Other things worth considering are such features as banner ad networks, webrings, awards and leagues. If you're going to use banner ads, make sure that you do them well and that they instruct people to "click here" in some way - basic banner design guidelines, and standard for the WWW. I've seen some dreadful banner ads in my time, which make me not want to visit the places concerned, and unsubstantiated claims just gets everybody's back up. Good software for this includes Adobe Imageready and Macromedia Fireworks at the top end of the scale, but there are plenty of shareware and freeware applications that will do the same for you if you're prepared to look for them.

Ok, many such things as webrings, etc. are a bit Mickey Mouse, more worried about getting a link back, but everything helps.

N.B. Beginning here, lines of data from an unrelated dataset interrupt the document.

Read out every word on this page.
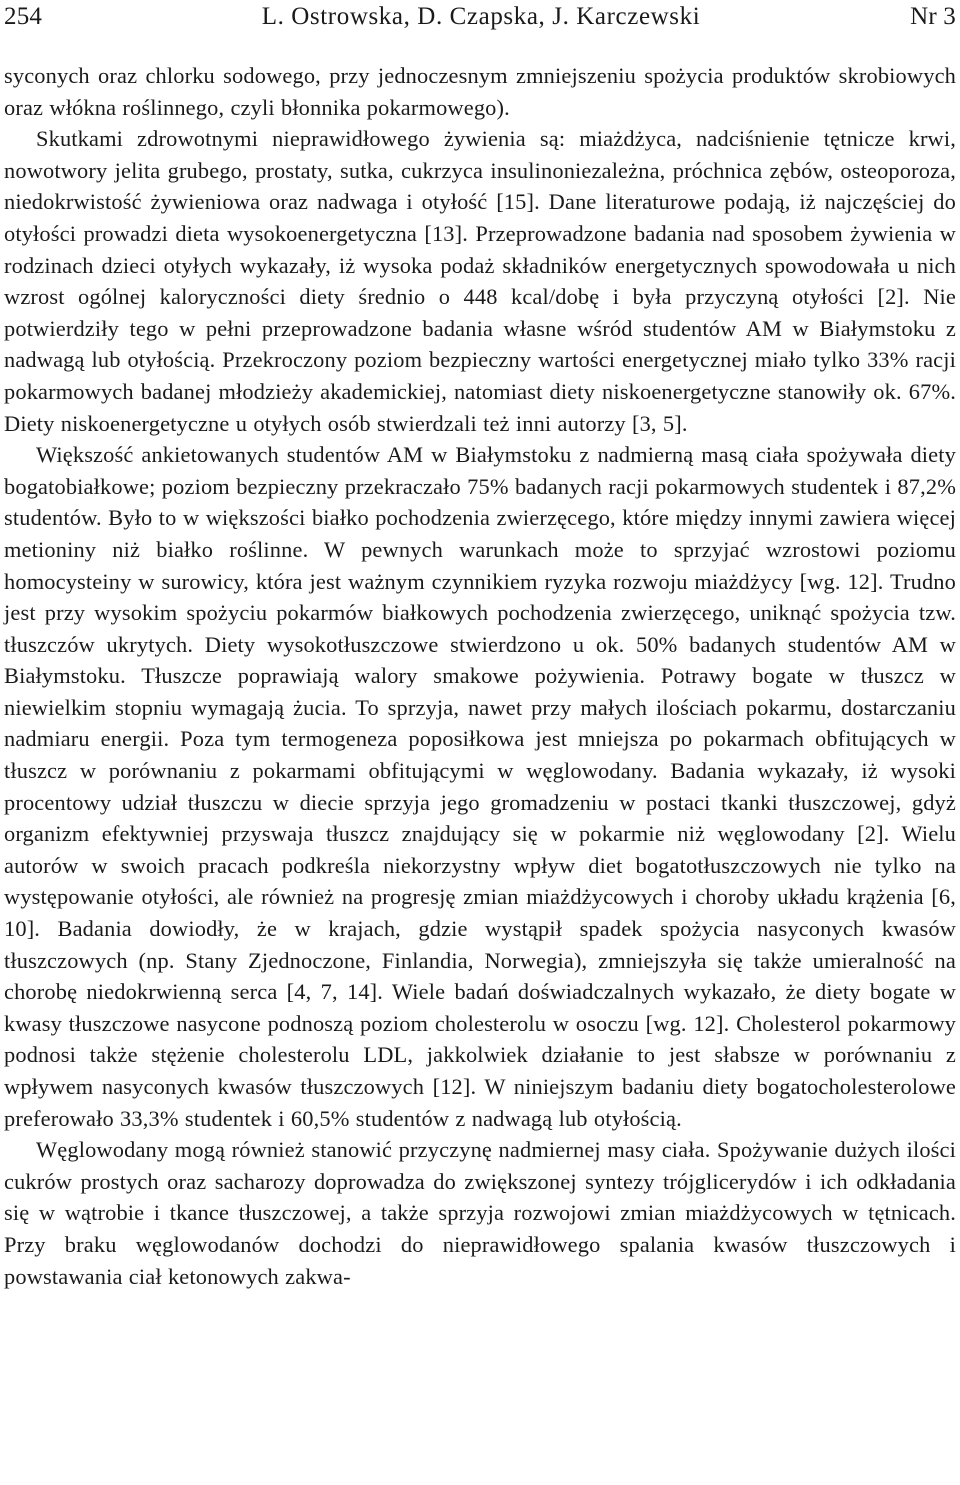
254	L. Ostrowska, D. Czapska, J. Karczewski	Nr 3

syconych oraz chlorku sodowego, przy jednoczesnym zmniejszeniu spożycia produktów skrobiowych oraz włókna roślinnego, czyli błonnika pokarmowego).

Skutkami zdrowotnymi nieprawidłowego żywienia są: miażdżyca, nadciśnienie tętnicze krwi, nowotwory jelita grubego, prostaty, sutka, cukrzyca insulinoniezależna, próchnica zębów, osteoporoza, niedokrwistość żywieniowa oraz nadwaga i otyłość [15]. Dane literaturowe podają, iż najczęściej do otyłości prowadzi dieta wysokoenergetyczna [13]. Przeprowadzone badania nad sposobem żywienia w rodzinach dzieci otyłych wykazały, iż wysoka podaż składników energetycznych spowodowała u nich wzrost ogólnej kaloryczności diety średnio o 448 kcal/dobę i była przyczyną otyłości [2]. Nie potwierdziły tego w pełni przeprowadzone badania własne wśród studentów AM w Białymstoku z nadwagą lub otyłością. Przekroczony poziom bezpieczny wartości energetycznej miało tylko 33% racji pokarmowych badanej młodzieży akademickiej, natomiast diety niskoenergetyczne stanowiły ok. 67%. Diety niskoenergetyczne u otyłych osób stwierdzali też inni autorzy [3, 5].

Większość ankietowanych studentów AM w Białymstoku z nadmierną masą ciała spożywała diety bogatobiałkowe; poziom bezpieczny przekraczało 75% badanych racji pokarmowych studentek i 87,2% studentów. Było to w większości białko pochodzenia zwierzęcego, które między innymi zawiera więcej metioniny niż białko roślinne. W pewnych warunkach może to sprzyjać wzrostowi poziomu homocysteiny w surowicy, która jest ważnym czynnikiem ryzyka rozwoju miażdżycy [wg. 12]. Trudno jest przy wysokim spożyciu pokarmów białkowych pochodzenia zwierzęcego, uniknąć spożycia tzw. tłuszczów ukrytych. Diety wysokotłuszczowe stwierdzono u ok. 50% badanych studentów AM w Białymstoku. Tłuszcze poprawiają walory smakowe pożywienia. Potrawy bogate w tłuszcz w niewielkim stopniu wymagają żucia. To sprzyja, nawet przy małych ilościach pokarmu, dostarczaniu nadmiaru energii. Poza tym termogeneza poposiłkowa jest mniejsza po pokarmach obfitujących w tłuszcz w porównaniu z pokarmami obfitującymi w węglowodany. Badania wykazały, iż wysoki procentowy udział tłuszczu w diecie sprzyja jego gromadzeniu w postaci tkanki tłuszczowej, gdyż organizm efektywniej przyswaja tłuszcz znajdujący się w pokarmie niż węglowodany [2]. Wielu autorów w swoich pracach podkreśla niekorzystny wpływ diet bogatotłuszczowych nie tylko na występowanie otyłości, ale również na progresję zmian miażdżycowych i choroby układu krążenia [6, 10]. Badania dowiodły, że w krajach, gdzie wystąpił spadek spożycia nasyconych kwasów tłuszczowych (np. Stany Zjednoczone, Finlandia, Norwegia), zmniejszyła się także umieralność na chorobę niedokrwienną serca [4, 7, 14]. Wiele badań doświadczalnych wykazało, że diety bogate w kwasy tłuszczowe nasycone podnoszą poziom cholesterolu w osoczu [wg. 12]. Cholesterol pokarmowy podnosi także stężenie cholesterolu LDL, jakkolwiek działanie to jest słabsze w porównaniu z wpływem nasyconych kwasów tłuszczowych [12]. W niniejszym badaniu diety bogatocholesterolowe preferowało 33,3% studentek i 60,5% studentów z nadwagą lub otyłością.

Węglowodany mogą również stanowić przyczynę nadmiernej masy ciała. Spożywanie dużych ilości cukrów prostych oraz sacharozy doprowadza do zwiększonej syntezy trójglicerydów i ich odkładania się w wątrobie i tkance tłuszczowej, a także sprzyja rozwojowi zmian miażdżycowych w tętnicach. Przy braku węglowodanów dochodzi do nieprawidłowego spalania kwasów tłuszczowych i powstawania ciał ketonowych zakwa-
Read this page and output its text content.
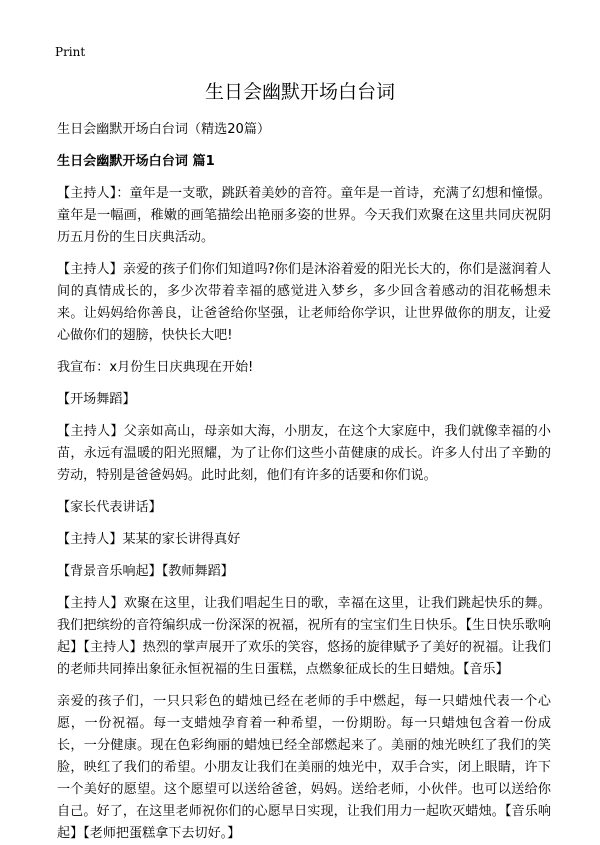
Print
生日会幽默开场白台词

生日会幽默开场白台词（精选20篇）

生日会幽默开场白台词 篇1

【主持人】：童年是一支歌，跳跃着美妙的音符。童年是一首诗，充满了幻想和憧憬。童年是一幅画，稚嫩的画笔描绘出艳丽多姿的世界。今天我们欢聚在这里共同庆祝阴历五月份的生日庆典活动。

【主持人】亲爱的孩子们你们知道吗?你们是沐浴着爱的阳光长大的，你们是滋润着人间的真情成长的，多少次带着幸福的感觉进入梦乡，多少回含着感动的泪花畅想未来。让妈妈给你善良，让爸爸给你坚强，让老师给你学识，让世界做你的朋友，让爱心做你们的翅膀，快快长大吧!

我宣布：x月份生日庆典现在开始!

【开场舞蹈】

【主持人】父亲如高山，母亲如大海，小朋友，在这个大家庭中，我们就像幸福的小苗，永远有温暖的阳光照耀，为了让你们这些小苗健康的成长。许多人付出了辛勤的劳动，特别是爸爸妈妈。此时此刻，他们有许多的话要和你们说。

【家长代表讲话】

【主持人】某某的家长讲得真好

【背景音乐响起】【教师舞蹈】

【主持人】欢聚在这里，让我们唱起生日的歌，幸福在这里，让我们跳起快乐的舞。我们把缤纷的音符编织成一份深深的祝福，祝所有的宝宝们生日快乐。【生日快乐歌响起】【主持人】热烈的掌声展开了欢乐的笑容，悠扬的旋律赋予了美好的祝福。让我们的老师共同捧出象征永恒祝福的生日蛋糕，点燃象征成长的生日蜡烛。【音乐】

亲爱的孩子们，一只只彩色的蜡烛已经在老师的手中燃起，每一只蜡烛代表一个心愿，一份祝福。每一支蜡烛孕育着一种希望，一份期盼。每一只蜡烛包含着一份成长，一分健康。现在色彩绚丽的蜡烛已经全部燃起来了。美丽的烛光映红了我们的笑脸，映红了我们的希望。小朋友让我们在美丽的烛光中，双手合实，闭上眼睛，许下一个美好的愿望。这个愿望可以送给爸爸，妈妈。送给老师，小伙伴。也可以送给你自己。好了，在这里老师祝你们的心愿早日实现，让我们用力一起吹灭蜡烛。【音乐响起】【老师把蛋糕拿下去切好。】
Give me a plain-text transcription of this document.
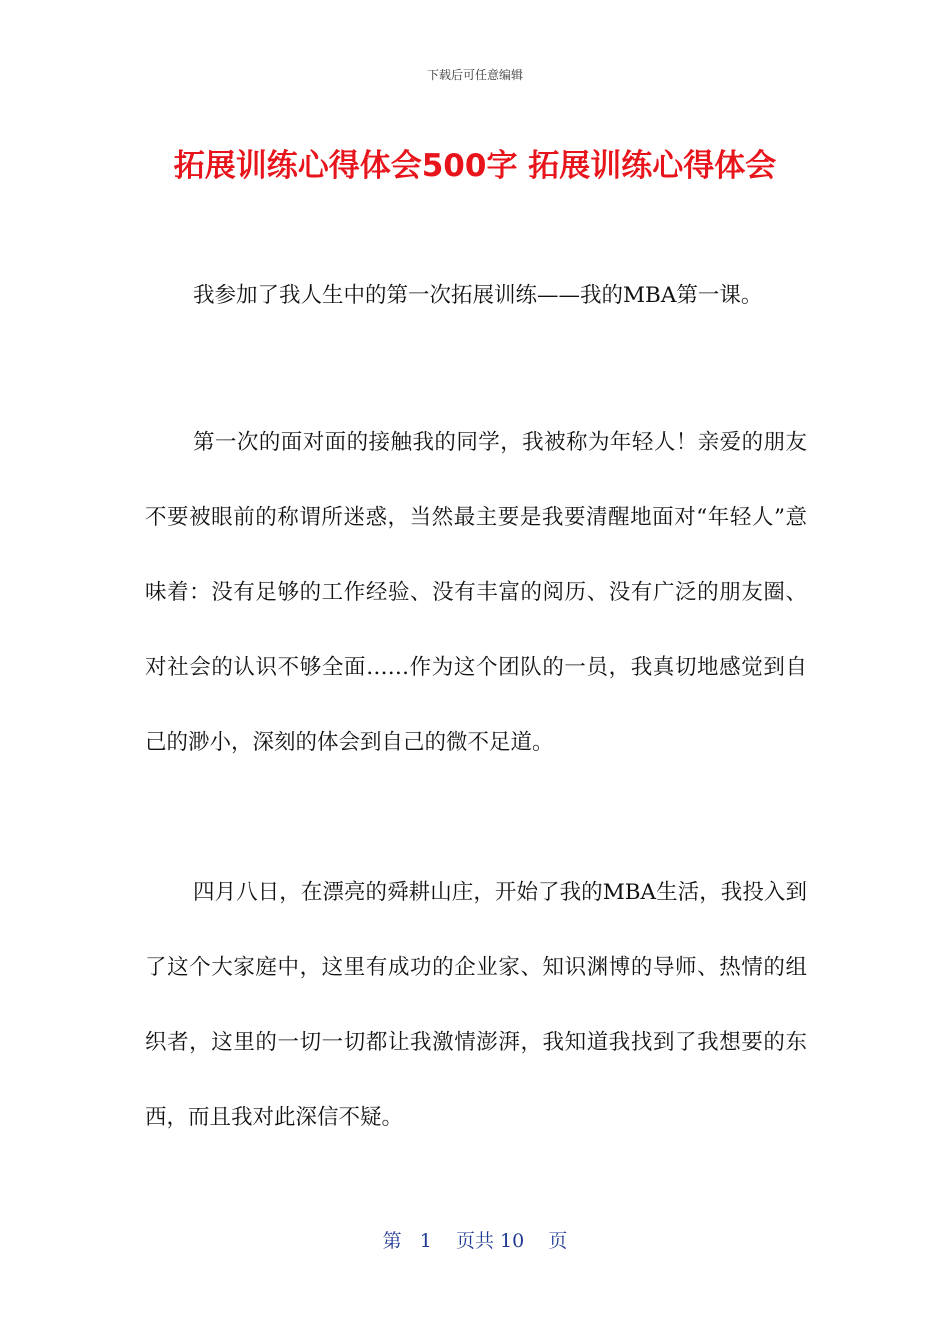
下载后可任意编辑
拓展训练心得体会500字 拓展训练心得体会

我参加了我人生中的第一次拓展训练——我的MBA第一课。

第一次的面对面的接触我的同学，我被称为年轻人！亲爱的朋友不要被眼前的称谓所迷惑，当然最主要是我要清醒地面对“年轻人”意味着：没有足够的工作经验、没有丰富的阅历、没有广泛的朋友圈、对社会的认识不够全面……作为这个团队的一员，我真切地感觉到自己的渺小，深刻的体会到自己的微不足道。

四月八日，在漂亮的舜耕山庄，开始了我的MBA生活，我投入到了这个大家庭中，这里有成功的企业家、知识渊博的导师、热情的组织者，这里的一切一切都让我激情澎湃，我知道我找到了我想要的东西，而且我对此深信不疑。

第 1 页共 10 页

After all, it's fair enough if they're going to give you traffic - though I wouldn't recommend covering your main homepage with a cacophony of ring and award graphics as it looks amateurish. Keep them on a separate page somewhere and join as many as you can, it's all just a numbers game and sooner or later someone will come across your site via these that may actually stay and become a member of your mud family.

The bigger picture.

What is a mud? Normally, it is a multiplayer RPG. They're book-themed and classic fantasy-related, or sci-fi, cyberpunk, modern. They are free, a leisure activity and part of the "culture" of the Internet. All around, given the mass of regurgitated content on the Internet, believe it or not, we're actually pretty darn hip! There are thousands upon thousands of websites that deal with these categories - and we're not being featured there. And who is being featured? The commercial boys - and they're getting the traffic, and consequently the players. Lots of Ultima Online patrons don't have the faintest idea that free online worlds actually exist!

It takes no more than a quick email to websites that are in a variety categories to see if they might link back to your mud. Provided your website is good enough (i.e. you've put some work into them), most of them are glad to oblige, and you'll find that your reach widens dramatically as you're linked on more and more pages. After a certain point the ball gets rolling, and you really don't have to do much more as people just hear about your site.

Remember, the Internet is the buzzword of the decade. We've been at it a lot longer than 99.99% of websites and web-users, and people love to hear about things like muds, as we represent the spirit of the Internet at its finest. So for the love of God, let's get our collective rears into gear and work toward widening our collective reach and exposure, giving ourselves the credit that we are rightly due, rather than bloodfesting over a supposedly shrinking pool of players.